The principal pilgrimages of the diocese are: Our Lady of Bethlehem, at Abbey of Ferrieres (q.v.); Our Lady of Miracles at Orleans, dating back to the seventh century (Joan of Arc visited its sanctuary May 8, 1429); Our Lady of Clery, dating from the thirteenth century, visited by Philip the Fair, Philip VI, and especially by Louis XI, who wore in his hat a leaden image of Notre Dame de Clery and who wished to have his tomb in this sanctuary where Dunois, one of the heroes of the Hundred Years’ war was also interred.
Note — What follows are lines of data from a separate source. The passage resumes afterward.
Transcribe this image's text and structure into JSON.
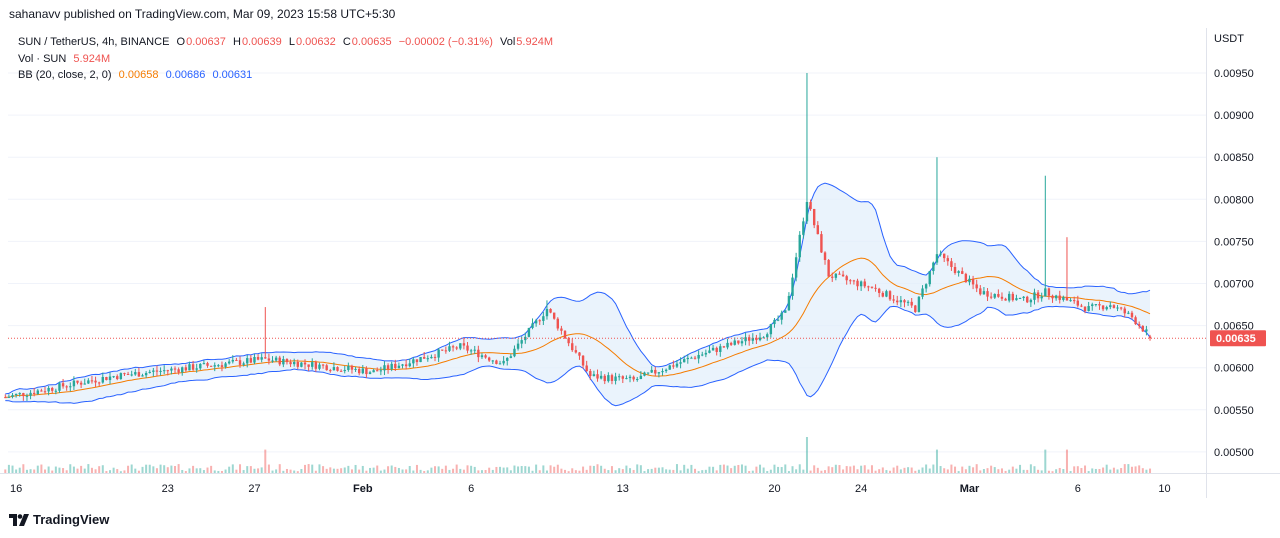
{
  "header": {
    "published_line": "sahanavv published on TradingView.com, Mar 09, 2023 15:58 UTC+5:30"
  },
  "legend": {
    "symbol": "SUN / TetherUS, 4h, BINANCE",
    "o_label": "O",
    "o_value": "0.00637",
    "h_label": "H",
    "h_value": "0.00639",
    "l_label": "L",
    "l_value": "0.00632",
    "c_label": "C",
    "c_value": "0.00635",
    "change": "−0.00002 (−0.31%)",
    "vol_label": "Vol",
    "vol_value": "5.924M",
    "vol_series": "Vol · SUN",
    "vol_series_value": "5.924M",
    "bb_label": "BB (20, close, 2, 0)",
    "bb_basis": "0.00658",
    "bb_upper": "0.00686",
    "bb_lower": "0.00631"
  },
  "price_scale": {
    "currency": "USDT",
    "ticks": [
      "0.00950",
      "0.00900",
      "0.00850",
      "0.00800",
      "0.00750",
      "0.00700",
      "0.00650",
      "0.00600",
      "0.00550",
      "0.00500"
    ],
    "last_price_label": "0.00635"
  },
  "time_scale": {
    "labels": [
      "16",
      "23",
      "27",
      "Feb",
      "6",
      "13",
      "20",
      "24",
      "Mar",
      "6",
      "10"
    ]
  },
  "brand": {
    "name": "TradingView"
  },
  "colors": {
    "up": "#26a69a",
    "down": "#ef5350",
    "basis": "#f57c00",
    "bands": "#2962ff",
    "band_fill": "#e3effb",
    "grid": "#f0f3fa",
    "last_price": "#ef5350"
  },
  "chart_data": {
    "type": "candlestick",
    "symbol": "SUN / TetherUS",
    "interval": "4h",
    "exchange": "BINANCE",
    "y_unit": "USDT",
    "ylim": [
      0.0046,
      0.0097
    ],
    "x_start": "Jan 15, 2023",
    "x_end": "Mar 11, 2023",
    "last": {
      "open": 0.00637,
      "high": 0.00639,
      "low": 0.00632,
      "close": 0.00635,
      "volume": "5.924M"
    },
    "bollinger": {
      "period": 20,
      "source": "close",
      "mult": 2,
      "offset": 0,
      "basis": 0.00658,
      "upper": 0.00686,
      "lower": 0.00631
    },
    "key_points": [
      {
        "date": "Jan 15",
        "price": 0.00565
      },
      {
        "date": "Jan 20",
        "price": 0.0059
      },
      {
        "date": "Jan 27",
        "price": 0.0061
      },
      {
        "date": "Feb 01",
        "price": 0.00595
      },
      {
        "date": "Feb 05",
        "price": 0.00625
      },
      {
        "date": "Feb 07",
        "price": 0.00605
      },
      {
        "date": "Feb 09",
        "price": 0.0067
      },
      {
        "date": "Feb 11",
        "price": 0.0059
      },
      {
        "date": "Feb 13",
        "price": 0.00585
      },
      {
        "date": "Feb 16",
        "price": 0.00615
      },
      {
        "date": "Feb 19",
        "price": 0.0064
      },
      {
        "date": "Feb 20",
        "price": 0.00665
      },
      {
        "date": "Feb 21",
        "price": 0.008
      },
      {
        "date": "Feb 22",
        "price": 0.0071
      },
      {
        "date": "Feb 24",
        "price": 0.00695
      },
      {
        "date": "Feb 26",
        "price": 0.0067
      },
      {
        "date": "Feb 27",
        "price": 0.00735
      },
      {
        "date": "Mar 01",
        "price": 0.0069
      },
      {
        "date": "Mar 03",
        "price": 0.0068
      },
      {
        "date": "Mar 04",
        "price": 0.0069
      },
      {
        "date": "Mar 06",
        "price": 0.0067
      },
      {
        "date": "Mar 07",
        "price": 0.00675
      },
      {
        "date": "Mar 08",
        "price": 0.0066
      },
      {
        "date": "Mar 09",
        "price": 0.00635
      }
    ],
    "wick_highs": [
      {
        "date": "Jan 27",
        "price": 0.00672
      },
      {
        "date": "Feb 09",
        "price": 0.0068
      },
      {
        "date": "Feb 21",
        "price": 0.0095
      },
      {
        "date": "Feb 27",
        "price": 0.0085
      },
      {
        "date": "Mar 04",
        "price": 0.00828
      },
      {
        "date": "Mar 05",
        "price": 0.00755
      }
    ],
    "volume_spikes": [
      "Jan 27",
      "Feb 21",
      "Feb 27",
      "Mar 04",
      "Mar 05"
    ]
  }
}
Prior to the Associations Law of 1901 the Diocese of Orleans counted Franciscans, Benedictines, Missionary Priests of the Society of Mary, Lazarists, Missionaries of the Sacred Heart, and several orders of teaching Brothers. Among the congregations of women which originated in this diocese must be mentioned: the Calvary Benedictines, a teaching and nursing order founded in 1617 by Princess, Antoinette d’Orleans-Longueville, and the Capuchin Leclerc du Tremblay known as Pere Joseph; the Sisters of St. Aignan, a teaching order founded in 1853 by Bishop Dupanloup, with motherhouse in Orleans. At the beginning of the twentieth century the religious congregations of this diocese conducted: 1 creche; 77 infant schools; 2 institutions for the deaf and dumb; 10 orphanages; 2 houses for penitent women, 12 religious houses for the care of the sick in their own homes; 2 houses of retreat; 27 hospitals or asylums; 1 poor house. In 1905 (last year of the Concordat) the diocese had 371,019 inhabitants; 41 pastorates; 293 succursal parishes; 23 vicariates subventioned by the State.